“Impossible to say. If only we could get to a trading post or a station we might raise a posse and take after them. In this part of the country it is a mighty bad offense to steal skins.”
“What do they do with such fellows?” asked Jack.
“Hang dem!” burst out old Joe.
“Oh, not quite as bad as that!” exclaimed Tom.
“Boosh! To hang, it ees too good for dem.”
They journeyed on for some time in silence. Then Joe told them that he was building his hopes on finding some of his Indian friends, from whom they could get meat of some kind. For they had no rifles and no means of procuring food, and their supply, except for flour and salt, was running low.
He hoped, he said, to make an Indian encampment, possibly the one where they had last stopped, before the next night. About midnight they paused near one of the numerous, small, unnamed lakes that are frequent in that part of the country. At one place in it was a hole which the Indians had chopped to spear fish. This was skimmed over with ice which, however, Joe surmised could be easily broken through.

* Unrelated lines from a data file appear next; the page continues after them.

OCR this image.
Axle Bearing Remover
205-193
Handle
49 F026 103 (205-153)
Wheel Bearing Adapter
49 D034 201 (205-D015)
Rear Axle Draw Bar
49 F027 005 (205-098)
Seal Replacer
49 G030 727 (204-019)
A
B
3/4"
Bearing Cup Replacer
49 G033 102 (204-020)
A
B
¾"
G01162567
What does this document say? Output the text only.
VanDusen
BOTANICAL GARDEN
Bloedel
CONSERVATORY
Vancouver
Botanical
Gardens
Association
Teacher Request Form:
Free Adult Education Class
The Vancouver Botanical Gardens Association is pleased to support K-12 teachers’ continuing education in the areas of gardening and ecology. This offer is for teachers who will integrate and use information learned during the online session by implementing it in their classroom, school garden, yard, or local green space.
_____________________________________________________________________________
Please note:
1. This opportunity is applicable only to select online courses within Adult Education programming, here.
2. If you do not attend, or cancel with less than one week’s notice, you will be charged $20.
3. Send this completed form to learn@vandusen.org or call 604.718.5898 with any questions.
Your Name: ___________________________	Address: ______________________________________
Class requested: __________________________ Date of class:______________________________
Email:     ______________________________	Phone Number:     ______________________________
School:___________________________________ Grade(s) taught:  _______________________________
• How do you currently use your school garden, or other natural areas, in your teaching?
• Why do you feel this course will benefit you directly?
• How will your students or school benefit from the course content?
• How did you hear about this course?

The old trapper had in one of his numerous pockets the head of a fish spear. Cutting a stick, he soon fitted a handle to this head and Jack, with the lantern to act as a lure and make the fish rise, was despatched to the ice hole to catch all he could. It was important that the dogs should be fed without delay, for they were getting hungry, the fish at the Wolf’s camp having been sufficient only for his own mamelukes.
Spearing fish is work that calls for an adept hand. But the boys had had plenty of practice at their own camp, for the silver foxes had not lost their appetites with captivity and would greedily eat all that they could get. This had kept the boys busy securing fish and they were all experts at the work. Jack, especially, liked it, and was exceptionally good at it.
After he had fished less than half an hour he had speared a good number of fine fresh fish. The dogs, who appeared to guess what was going forward, barked shrilly and appealingly as he started back toward the spot where the sled had been halted.